Multifunctional nanoparticles (NPs) that enable diagnostic imaging and therapeutic drug delivery are rapidly emerging as a powerful platform for cancer therapy. The ability to monitor drug delivery non-invasively in situ will provide clinicians with an unprecedented tool that may facilitate personalized therapeutic regimens for each patient's tumor. Additionally, NPs are attractive as drug delivery vehicles because they can deliver potent doses of therapeutic agents to cancer cells with significantly improved specificity and reduced toxicities. These advantages are achieved through targeted delivery and release of chemotherapeutics specifically in tumor cells. Furthermore, NPs can be engineered to bypass biological barriers such as the blood-brain barrier (BBB), which normally prevents the passage of more than 98% of drugs to the brain and achieve desirable biodistribution profiles that minimize chemotherapy side effects. Proper integration of these favorable attributes in a single nanoparticle formulation is expected to offer a solution for highly intractable cancers such as glioblastoma multiforme (GBM).
GBMs are malignant brain tumors that are among the most lethal cancers, striking 14,000 individuals in the U.S. each year. Therapy has long included surgery followed by conformal radiotherapy. Recent clinical trials have documented that inclusion of the DNA methylating agent temozolomide (TMZ) in the post-operative therapy of newly diagnosed GBMs has produced the first significant improvement in survival in the last 30 years. The clinical efficacy of TMZ reflects, in part, its ability to cross the BBB. Clinical outcome, however, is not improved by TMZ in the majority of GBMs because of resistance mediated in large part by O6-methylguanine-DNA methyltransferase (MGMT), a DNA repair protein that removes the cytotoxic O6-methylguanine lesions produced by TMZ.
In vitro studies suggest that GBM resistance to TMZ can be overcome by ablating MGMT activity with DNA repair inhibitors such as O6-benzylguanine (BG). BG serves as a pseudo-substrate for MGMT and irreversibly inactivates the DNA repair protein.

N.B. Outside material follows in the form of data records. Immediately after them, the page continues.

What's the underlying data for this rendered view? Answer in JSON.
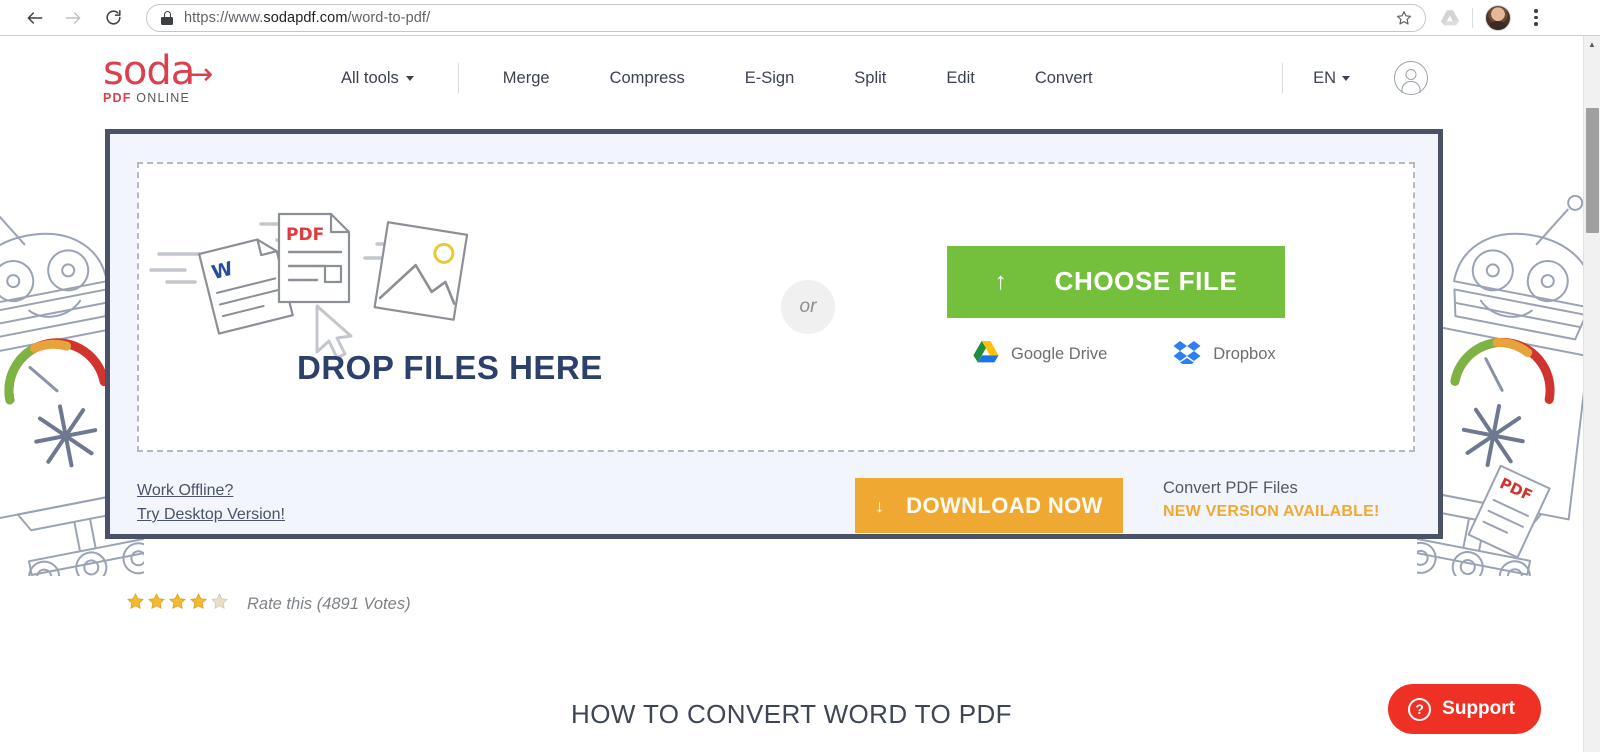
{
  "browser": {
    "back_icon": "back-arrow-icon",
    "forward_icon": "forward-arrow-icon",
    "reload_icon": "reload-icon",
    "lock_icon": "lock-icon",
    "url_scheme": "https://www.",
    "url_domain": "sodapdf.com",
    "url_path": "/word-to-pdf/",
    "bookmark_icon": "star-icon",
    "extension_icon": "drive-extension-icon",
    "avatar_icon": "profile-avatar",
    "menu_icon": "kebab-menu-icon",
    "scroll_up_icon": "scroll-up-arrow-icon"
  },
  "header": {
    "logo": {
      "name": "soda",
      "arrow": "→",
      "pdf": "PDF",
      "online": "ONLINE"
    },
    "nav": [
      {
        "label": "All tools",
        "has_caret": true
      },
      {
        "label": "Merge"
      },
      {
        "label": "Compress"
      },
      {
        "label": "E-Sign"
      },
      {
        "label": "Split"
      },
      {
        "label": "Edit"
      },
      {
        "label": "Convert"
      }
    ],
    "language": "EN",
    "account_icon": "user-account-icon"
  },
  "upload": {
    "drop_title": "DROP FILES HERE",
    "or_label": "or",
    "choose_file": {
      "label": "CHOOSE FILE",
      "icon": "upload-arrow-icon"
    },
    "cloud": [
      {
        "label": "Google Drive",
        "icon": "google-drive-icon"
      },
      {
        "label": "Dropbox",
        "icon": "dropbox-icon"
      }
    ],
    "links": [
      {
        "label": "Work Offline?"
      },
      {
        "label": "Try Desktop Version!"
      }
    ],
    "download": {
      "label": "DOWNLOAD NOW",
      "icon": "download-arrow-icon"
    },
    "convert_note": {
      "line1": "Convert PDF Files",
      "line2": "NEW VERSION AVAILABLE!"
    },
    "illustration": {
      "word_badge": "W",
      "pdf_badge": "PDF",
      "image_icon": "image-file-icon",
      "cursor_icon": "mouse-cursor-icon"
    }
  },
  "rating": {
    "filled_stars": 4,
    "faded_stars": 1,
    "text": "Rate this (4891 Votes)"
  },
  "section": {
    "title": "HOW TO CONVERT WORD TO PDF"
  },
  "support": {
    "label": "Support",
    "icon": "question-circle-icon",
    "glyph": "?"
  },
  "colors": {
    "brand_red": "#d9414f",
    "panel_border": "#4a5268",
    "panel_bg": "#f2f6fc",
    "green": "#74bf3c",
    "orange": "#efa933",
    "support_red": "#ee3124",
    "navy_text": "#2d3f6b"
  }
}
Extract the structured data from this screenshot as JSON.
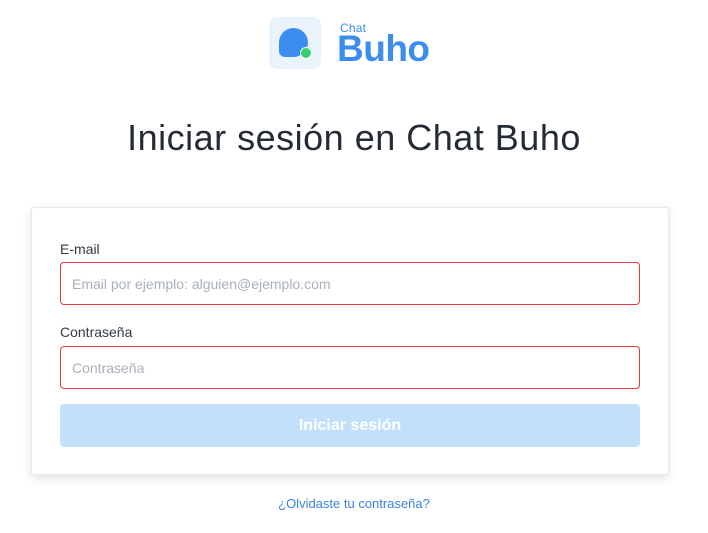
{
  "brand": {
    "small_text": "Chat",
    "big_text": "Buho",
    "color": "#3b8ef0",
    "dot_color": "#35d06b"
  },
  "page": {
    "title": "Iniciar sesión en Chat Buho"
  },
  "form": {
    "email": {
      "label": "E-mail",
      "value": "",
      "placeholder": "Email por ejemplo: alguien@ejemplo.com",
      "border_color": "#e0393e"
    },
    "password": {
      "label": "Contraseña",
      "value": "",
      "placeholder": "Contraseña",
      "border_color": "#e0393e"
    },
    "submit_label": "Iniciar sesión",
    "submit_color": "#c3e0fb"
  },
  "links": {
    "forgot_password": "¿Olvidaste tu contraseña?"
  }
}
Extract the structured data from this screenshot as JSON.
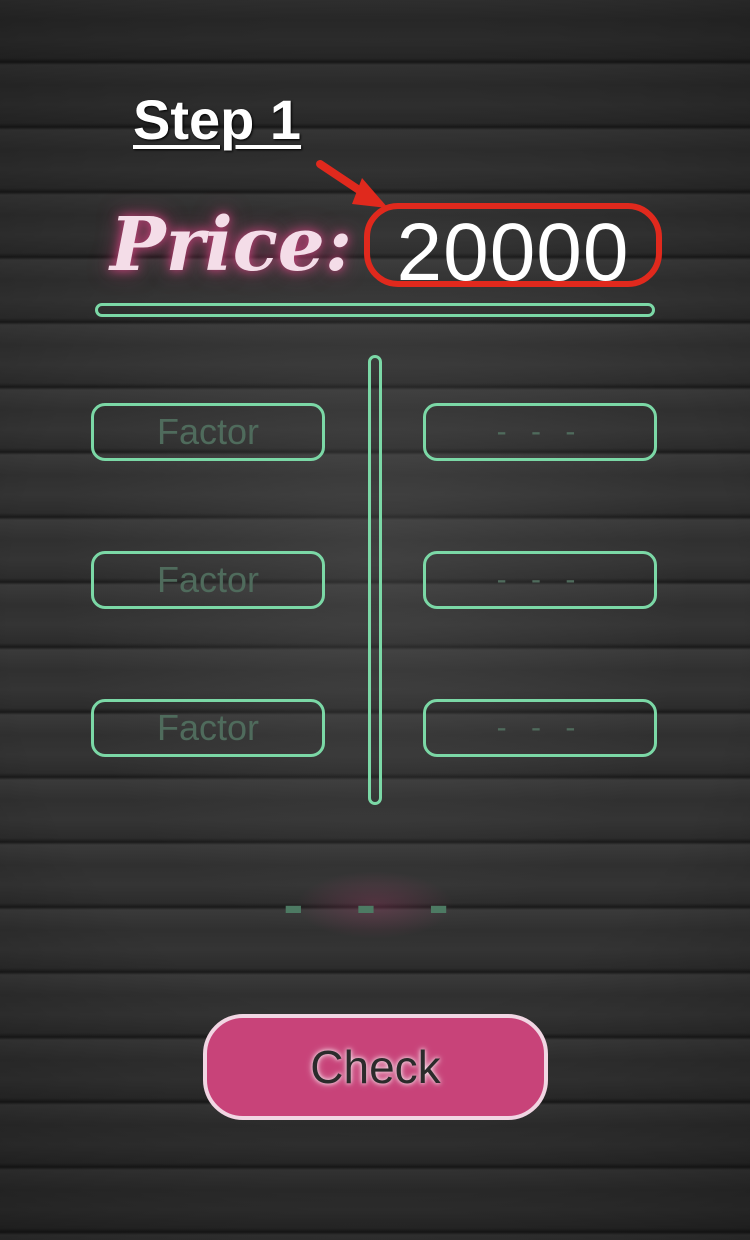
{
  "annotation": {
    "step_label": "Step 1"
  },
  "header": {
    "price_label": "Price:",
    "price_value": "20000"
  },
  "factors": [
    {
      "placeholder": "Factor",
      "result": "- - -"
    },
    {
      "placeholder": "Factor",
      "result": "- - -"
    },
    {
      "placeholder": "Factor",
      "result": "- - -"
    }
  ],
  "total": {
    "value": "- - -"
  },
  "actions": {
    "check_label": "Check"
  },
  "colors": {
    "accent_green": "#7bd8a6",
    "button_pink": "#c84379",
    "highlight_red": "#e0291d",
    "price_glow": "#d64482"
  }
}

However, clinical trials have shown that inclusion of BG in TMZ treatment regimens reduces the maximum tolerated dose (MTD) of TMZ by 50%. The significant reduction in MTD is primarily caused by the poor pharmacokinetics of BG; BG poorly permeates across the BBB, is limited by a short blood half-life, and rapidly accumulates in clearance organs and bone marrow producing significant myelosuppression in combination with TMZ. Hence, prognosis remains dismal with only 2% of patients surviving 5 years. This necessitates the development of novel therapeutic agents that can circumvent resistance mediated by tumor biology (e.g., drug resistance due to DNA repair) and by normal physicological barriers (e.g., BBB).
Despite the advances in the treatment of GBM noted above and in view of the GBM resistance to TMZ, a need exists for effective compositions and methods for treating GBM. The present invention seeks to fulfill this need and provides further related advantages.